(Adds more remarks from Clarida)
Nov 1 (Reuters) - The three rate cuts passed by the Federal Reserve this year leave the U.S. economy better armed to withstand the risks of a global slowdown, Fed Vice Chair Richard Clarida said on Friday, further supporting the case for keeping rates steady for now.
Clarida pointed to positive reports on employment and housing as evidence that the U.S. economy is “resilient” to potential headwinds from the trade war and slower growth abroad.
“We’ve done the adjustment,” Clarida said in an interview on Bloomberg TV. “I would be less optimistic on the economy if we had not made those 75 basis point adjustments.”
Clarida said the Fed was working to extend the longest U.S. economic recovery on record. Officials voted this week to lower its benchmark rate by a quarter percentage point to a range of 1.50% to 1.75%, a move Clarida said could have a greater influence on the economy at the end of this year and in the first quarter of 2020.

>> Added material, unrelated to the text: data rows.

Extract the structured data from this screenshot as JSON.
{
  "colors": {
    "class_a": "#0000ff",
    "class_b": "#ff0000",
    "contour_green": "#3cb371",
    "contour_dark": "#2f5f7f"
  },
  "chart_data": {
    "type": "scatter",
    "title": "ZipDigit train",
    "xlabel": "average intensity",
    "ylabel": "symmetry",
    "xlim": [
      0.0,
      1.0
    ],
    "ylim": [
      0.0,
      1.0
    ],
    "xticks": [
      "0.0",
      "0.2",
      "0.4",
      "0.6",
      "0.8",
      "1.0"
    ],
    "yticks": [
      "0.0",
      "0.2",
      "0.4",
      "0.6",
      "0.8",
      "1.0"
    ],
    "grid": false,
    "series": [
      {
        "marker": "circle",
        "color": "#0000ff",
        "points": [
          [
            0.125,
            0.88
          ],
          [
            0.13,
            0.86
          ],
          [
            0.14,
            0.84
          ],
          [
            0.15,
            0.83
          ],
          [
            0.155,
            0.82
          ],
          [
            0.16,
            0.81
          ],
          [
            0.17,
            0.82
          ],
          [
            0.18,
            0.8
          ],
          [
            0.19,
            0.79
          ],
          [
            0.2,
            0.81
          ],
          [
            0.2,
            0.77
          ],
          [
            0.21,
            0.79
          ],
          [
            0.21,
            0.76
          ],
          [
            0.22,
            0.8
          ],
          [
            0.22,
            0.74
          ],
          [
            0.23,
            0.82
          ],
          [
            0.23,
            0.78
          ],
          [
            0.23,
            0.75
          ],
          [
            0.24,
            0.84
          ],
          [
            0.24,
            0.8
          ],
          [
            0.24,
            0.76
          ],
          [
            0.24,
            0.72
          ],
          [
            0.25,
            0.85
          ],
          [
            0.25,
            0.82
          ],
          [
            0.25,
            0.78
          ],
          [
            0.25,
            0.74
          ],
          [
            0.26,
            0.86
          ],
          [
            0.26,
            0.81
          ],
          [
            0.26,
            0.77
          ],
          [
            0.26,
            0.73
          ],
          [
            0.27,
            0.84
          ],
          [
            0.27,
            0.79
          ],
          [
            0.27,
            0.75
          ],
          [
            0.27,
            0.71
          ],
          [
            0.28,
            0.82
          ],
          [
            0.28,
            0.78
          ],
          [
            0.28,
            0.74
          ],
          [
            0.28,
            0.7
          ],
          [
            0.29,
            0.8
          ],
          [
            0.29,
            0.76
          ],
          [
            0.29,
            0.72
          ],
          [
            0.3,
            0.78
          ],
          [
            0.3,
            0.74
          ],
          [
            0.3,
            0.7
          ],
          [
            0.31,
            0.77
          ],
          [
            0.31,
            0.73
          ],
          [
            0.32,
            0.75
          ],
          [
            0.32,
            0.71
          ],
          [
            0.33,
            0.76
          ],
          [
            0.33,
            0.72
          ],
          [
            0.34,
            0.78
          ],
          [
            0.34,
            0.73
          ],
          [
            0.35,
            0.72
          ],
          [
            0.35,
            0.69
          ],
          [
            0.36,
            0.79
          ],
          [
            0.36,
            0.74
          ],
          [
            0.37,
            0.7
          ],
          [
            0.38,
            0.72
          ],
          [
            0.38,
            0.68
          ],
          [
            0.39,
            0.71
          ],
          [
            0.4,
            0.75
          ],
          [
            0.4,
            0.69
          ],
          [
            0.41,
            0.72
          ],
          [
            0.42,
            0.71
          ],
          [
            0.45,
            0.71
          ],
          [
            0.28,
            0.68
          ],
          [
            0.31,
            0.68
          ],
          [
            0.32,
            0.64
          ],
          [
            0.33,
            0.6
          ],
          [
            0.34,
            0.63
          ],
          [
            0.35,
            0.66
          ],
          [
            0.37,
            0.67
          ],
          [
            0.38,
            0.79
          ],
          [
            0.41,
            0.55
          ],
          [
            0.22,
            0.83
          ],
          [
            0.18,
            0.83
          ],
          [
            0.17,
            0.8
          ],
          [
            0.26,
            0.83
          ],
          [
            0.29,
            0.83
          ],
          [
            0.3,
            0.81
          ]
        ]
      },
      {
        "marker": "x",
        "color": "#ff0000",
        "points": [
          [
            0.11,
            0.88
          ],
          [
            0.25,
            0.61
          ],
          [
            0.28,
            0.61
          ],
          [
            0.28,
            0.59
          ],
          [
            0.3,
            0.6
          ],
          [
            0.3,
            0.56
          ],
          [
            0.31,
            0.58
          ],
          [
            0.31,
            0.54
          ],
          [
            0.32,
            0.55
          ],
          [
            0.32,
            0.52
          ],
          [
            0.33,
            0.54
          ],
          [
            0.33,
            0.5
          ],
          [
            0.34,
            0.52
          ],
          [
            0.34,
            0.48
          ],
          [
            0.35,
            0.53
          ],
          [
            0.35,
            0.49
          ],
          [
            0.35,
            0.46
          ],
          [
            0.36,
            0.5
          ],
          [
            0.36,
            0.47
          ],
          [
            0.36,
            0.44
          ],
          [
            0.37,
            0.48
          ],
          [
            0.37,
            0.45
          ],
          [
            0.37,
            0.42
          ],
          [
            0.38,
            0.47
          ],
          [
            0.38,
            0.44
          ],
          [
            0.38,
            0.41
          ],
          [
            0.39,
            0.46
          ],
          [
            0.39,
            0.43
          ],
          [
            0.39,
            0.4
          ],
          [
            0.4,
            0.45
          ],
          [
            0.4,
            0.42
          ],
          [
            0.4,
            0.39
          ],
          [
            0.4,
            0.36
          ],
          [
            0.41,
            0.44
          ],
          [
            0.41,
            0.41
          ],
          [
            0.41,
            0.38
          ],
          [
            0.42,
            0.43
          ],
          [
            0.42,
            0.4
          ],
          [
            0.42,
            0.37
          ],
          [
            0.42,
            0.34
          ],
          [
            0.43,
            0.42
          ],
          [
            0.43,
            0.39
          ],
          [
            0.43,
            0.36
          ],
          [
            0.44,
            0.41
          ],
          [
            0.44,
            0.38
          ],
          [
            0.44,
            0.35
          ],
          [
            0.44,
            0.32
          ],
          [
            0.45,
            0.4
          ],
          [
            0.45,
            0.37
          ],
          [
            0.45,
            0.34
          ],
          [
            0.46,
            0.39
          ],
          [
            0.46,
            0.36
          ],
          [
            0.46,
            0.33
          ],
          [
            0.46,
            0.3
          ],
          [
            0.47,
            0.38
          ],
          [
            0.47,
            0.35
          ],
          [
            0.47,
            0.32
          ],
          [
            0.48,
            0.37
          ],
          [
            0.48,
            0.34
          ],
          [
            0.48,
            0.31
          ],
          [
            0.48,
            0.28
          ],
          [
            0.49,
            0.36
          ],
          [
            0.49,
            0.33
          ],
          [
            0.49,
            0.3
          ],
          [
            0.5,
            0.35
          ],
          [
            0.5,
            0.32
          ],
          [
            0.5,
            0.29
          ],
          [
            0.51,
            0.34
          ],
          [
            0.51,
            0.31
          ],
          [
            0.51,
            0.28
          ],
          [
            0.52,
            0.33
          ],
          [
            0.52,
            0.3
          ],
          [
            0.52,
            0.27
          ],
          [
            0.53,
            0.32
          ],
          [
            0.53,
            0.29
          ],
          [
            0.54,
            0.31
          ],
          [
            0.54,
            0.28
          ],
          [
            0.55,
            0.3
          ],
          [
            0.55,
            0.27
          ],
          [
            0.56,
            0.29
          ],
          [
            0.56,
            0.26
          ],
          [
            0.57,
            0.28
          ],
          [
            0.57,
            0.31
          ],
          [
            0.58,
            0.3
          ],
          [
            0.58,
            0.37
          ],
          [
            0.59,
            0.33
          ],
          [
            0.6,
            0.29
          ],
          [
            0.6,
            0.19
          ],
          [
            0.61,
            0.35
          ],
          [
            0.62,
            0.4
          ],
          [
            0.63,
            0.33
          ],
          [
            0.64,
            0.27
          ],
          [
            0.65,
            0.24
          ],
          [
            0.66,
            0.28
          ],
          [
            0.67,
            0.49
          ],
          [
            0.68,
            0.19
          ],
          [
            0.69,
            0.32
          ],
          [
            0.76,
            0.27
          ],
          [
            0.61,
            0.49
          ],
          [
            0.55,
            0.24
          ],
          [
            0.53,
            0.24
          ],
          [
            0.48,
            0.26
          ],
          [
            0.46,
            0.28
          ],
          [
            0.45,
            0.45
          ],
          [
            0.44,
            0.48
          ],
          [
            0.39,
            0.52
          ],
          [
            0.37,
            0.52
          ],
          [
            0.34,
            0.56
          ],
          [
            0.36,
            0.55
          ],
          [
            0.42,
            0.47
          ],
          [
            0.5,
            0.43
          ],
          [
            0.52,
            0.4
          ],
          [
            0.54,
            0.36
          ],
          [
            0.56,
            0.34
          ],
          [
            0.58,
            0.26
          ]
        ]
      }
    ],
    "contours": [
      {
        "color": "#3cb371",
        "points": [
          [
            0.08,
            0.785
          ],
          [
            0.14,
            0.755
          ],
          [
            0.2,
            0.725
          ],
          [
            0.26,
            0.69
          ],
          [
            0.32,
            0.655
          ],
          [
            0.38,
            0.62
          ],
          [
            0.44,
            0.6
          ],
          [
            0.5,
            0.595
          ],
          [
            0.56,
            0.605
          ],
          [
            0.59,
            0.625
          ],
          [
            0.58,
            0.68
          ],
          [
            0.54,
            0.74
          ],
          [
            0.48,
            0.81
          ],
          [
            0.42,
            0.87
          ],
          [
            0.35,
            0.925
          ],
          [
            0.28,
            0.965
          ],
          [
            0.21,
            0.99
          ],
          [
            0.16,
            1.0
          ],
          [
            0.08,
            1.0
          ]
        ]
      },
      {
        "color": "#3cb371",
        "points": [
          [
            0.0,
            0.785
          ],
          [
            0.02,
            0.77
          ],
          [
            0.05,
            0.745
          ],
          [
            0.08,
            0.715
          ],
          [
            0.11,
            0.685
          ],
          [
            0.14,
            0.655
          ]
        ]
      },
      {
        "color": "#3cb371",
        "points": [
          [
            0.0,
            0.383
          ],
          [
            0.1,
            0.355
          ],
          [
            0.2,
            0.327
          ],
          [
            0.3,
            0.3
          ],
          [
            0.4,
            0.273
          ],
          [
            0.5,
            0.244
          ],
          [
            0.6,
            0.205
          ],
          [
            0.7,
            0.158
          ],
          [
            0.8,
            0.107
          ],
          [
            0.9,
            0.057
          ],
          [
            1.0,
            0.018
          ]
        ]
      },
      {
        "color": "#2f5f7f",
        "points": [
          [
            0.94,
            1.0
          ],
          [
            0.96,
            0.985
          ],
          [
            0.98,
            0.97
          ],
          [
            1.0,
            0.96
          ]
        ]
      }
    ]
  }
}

The policymaker made it clear he thinks the U.S. expansion still has room to run, saying the economy is not late in the business cycle and that the consumer has “never been in better shape.”
But he said officials would continue to watch the data and consider more easing if there were to be disappointing reports on employment, inflation and growth.
When asked about the Fed’s purchases of short-term Treasury bills, which are meant to increase liquidity in the banking system, Clarida called the program “Central Banking 101.”